CIPRO: AFRODITE NON ABITA PIU’ QUI
Museo Pierides, Larnaca |
Il mese
trascorso a Cipro non ha offerto difficoltà particolari, a parte
l’impossibilità per chi viaggia in bus di visitare i villaggi sulle montagne
dell’interno o la penisola di Karpas, celebrata come area paesaggistica ancora
preservata dal cemento e costellata di interessanti monasteri, a meno di non
andare intruppati in un torpedone affollato o in taxi, due opzioni che ho
scartato come non appetibili o troppo costose.
Veneri neolitiche, Museo Pierides |
Il Museo privato Pierides di Larnaca conserva
reperti unici: stupefacente l’estatico e ridente personaggio di ceramica di
epoca calcolitica (5500/4000 a.C.) con i gomiti appoggiati alle cosce e la bocca
spalancata per ricevere un’acqua che doveva sgorgare dal grosso foro del pene.
Interpretazione della mia guida: l’uomo urla, non ride (come pare a me). Ce ne
sono altre di statuette calcolitiche simili, ma più piccole e meno icastiche;
in un’altra teca ancheggiano leggiadre Veneri neolitiche.
Aghios Lazaros, Larnaca |
Il
castello-fortezza di epoca ottomana prospiciente il mare è ben conservato anche
se non spettacolare come quello che vedrò a Lemesos, la spiaggia e il mare sono
mondi di plastiche e affini. La più bella immagine di Larnaca è però notturna:
la chiesa bizantina di Aghios Lazaros illuminata dai riflettori è una visione
dorata in fondo a una piazza buia e sembra quasi sospesa a mezz’aria, irreale e
perfetta, armonica nelle proporzioni nonostante le demolizioni e i rifacimenti
attraverso i secoli, compresa la transizione passeggera a moschea.
In compenso
il lungomare è una parata di orrori: Mac Donald, Burger King, spocchiosi
alberghi, ristoranti e bar poco accoglienti con prezzi gonfiati, e un via vai
continuo di turisti doc in calzoncini e cappelloni. La spiaggia è irta di
ombrelloni con relativi lettini fino alla striscia sottile di sabbia davanti al
castello, finalmente libera da ostruzioni e aperta ai non paganti.

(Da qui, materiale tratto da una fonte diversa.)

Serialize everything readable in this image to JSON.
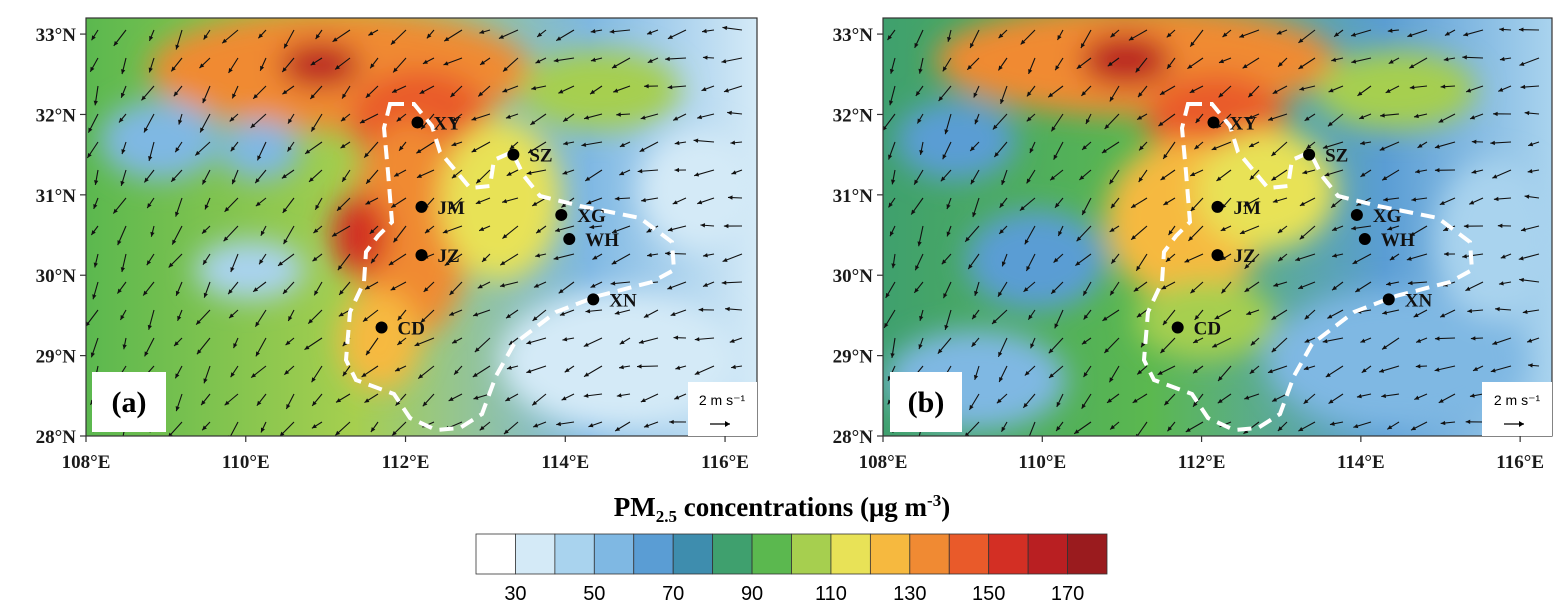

Lemesos, interno castello |
Sulla costa
più a ovest, Lemesos ha un bel centro storico e un castello con probabili
origini bizantine; l’attuale imponente fortezza, trasformata in un ricco e
originale museo medievale, è stata ricostruita dagli Ottomani. In mostra preziose
ceramiche dai colori pastello di epoca crociata nella cornice di una architettura
interna molto movimentata, tra arcate e cunicoli, scale strette e ripide a
chiocciola, corridoi tappezzati di lapidi e pietre tombali o visi di pietra, a
volte stranamente sfregiati. Tra le curiosità sono esibite delle granate a mano
di terracotta, di provenienza sconosciuta e non datate.
Granate di terracotta |
Purtroppo è
stato creato recentemente, con grande dispendio di fondi, un nuovo porto
turistico con relativa zona di boutiques e uffici di società immobiliari, un
mega-progetto battezzato La Marina
dai developers, concepito
dall’architetto francese Xavier Bohl. Giganteschi cartelloni esibiscono
ireniche visioni di isolette edilizie azzurrine dove danarosi pensionati e
giovani leoni potranno godersela tra piscine saune giardini in penta o esa-stellati
hotel di venti piani … immagini che fanno a pugni con il vicino centro storico
di stradine, antiche chiese e case a due piani. Notevole spudoratezza falso-avveniristica.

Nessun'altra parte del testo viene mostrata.